My heart sank a little when greeted by two, large, brown garage doors. A “garbin”— a garage/cabin with attached living space — stood where the cozy two-bedroom cottage we had seen online, the one I had dreamed about in our search for a year-round retreat. But it was there, just tucked behind the huge garage. Despite it needing more windows, I quickly knew this was it. We had Lake Superior’s south shore, forests with cross-country ski trails, and our own small hamlet within striking distance to the Apostle Islands, ice caves and Friday night fish fries.
I started a cabin journal the minute we closed on our place on Bark Bay, west of Cornucopia, Wis., in November 2013. Birch Bend is what we named it. We mostly call it the cabin. It is a small place at the edge of the woods, on a grassy lawn set back from a high bank, overlooking Lake Superior.

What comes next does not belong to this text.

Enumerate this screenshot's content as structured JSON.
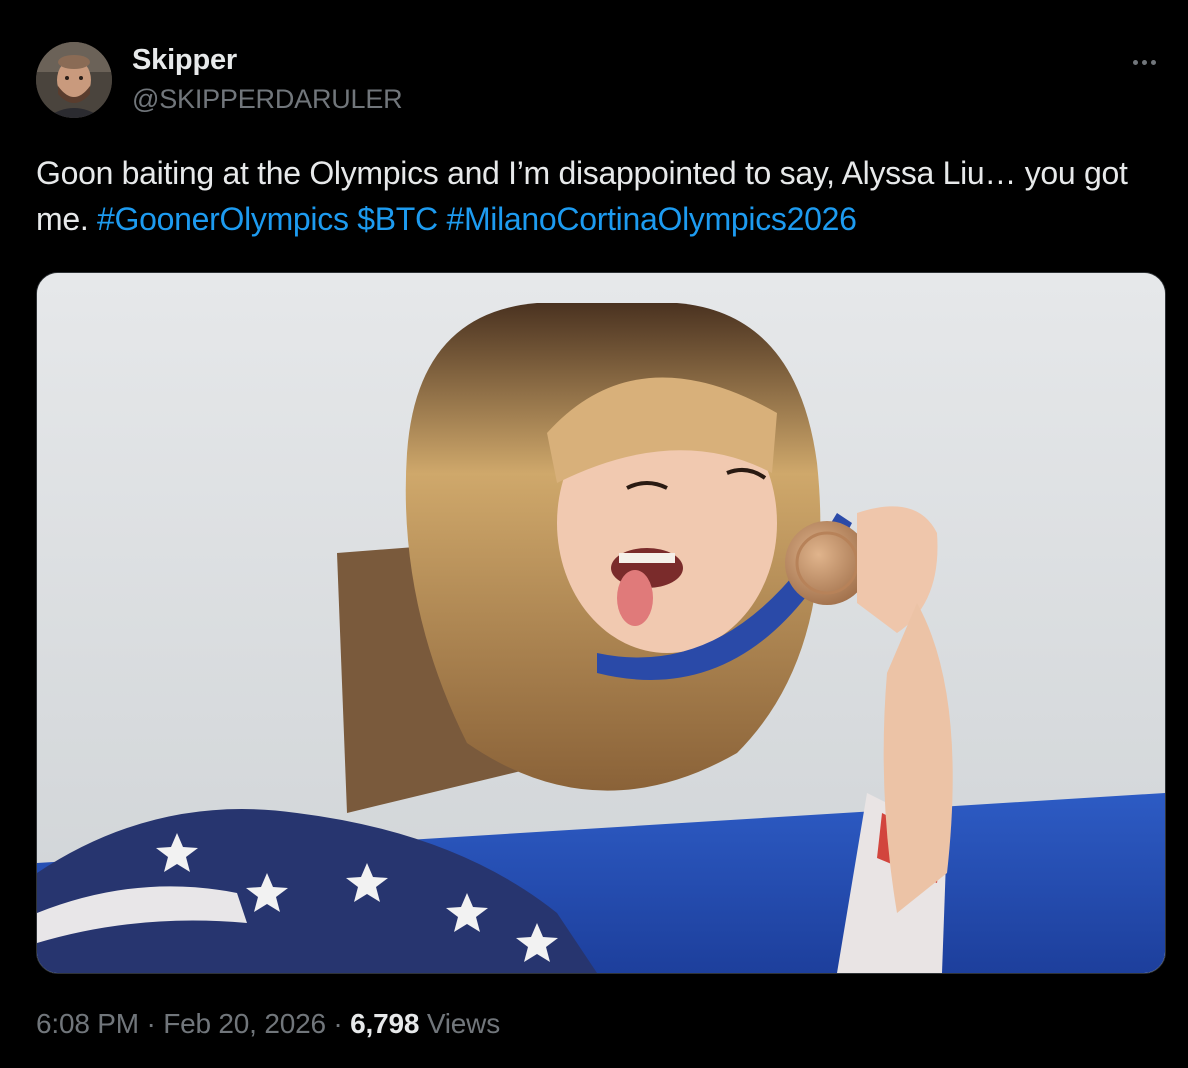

I accounted for each visit the first year — who came, what we did, ate, discovered, spotted in the wild. And each entry added to our stake, our claim to this place. Layer upon layer, like phyllo dough, in the pages of a small craft-paper notebook. The panoramic sunsets watched from the cedar swing. Trying the fresh lake trout on the grill. Seeing moon shadows on our late-night walks down the driveway. What it feels like when subzero air stings your cheeks or the ache from icy water as we wade across Lost Creek. The layers add up, building tradition. I have it all recorded — illustrations, too. Sketches of birch trees, our Lab curled up after a day of exploring, the hummingbird feeder hanging above the lupine.
I am on to the second volume, this journal a gift from our son, its cover a slice of cedar containing many empty pages to fill. The first entry describes our grandson’s visit last fall as a newborn and most recently a description of the wildflowers I found June 1: bunchberry, trillium, Canada mayflower, bright yellow marsh marigolds. I arranged them in small bouquets to bring a bit of the outside inside.
Keeping a journal tells the story of our time here, documents our traditions and brings these memories back to life.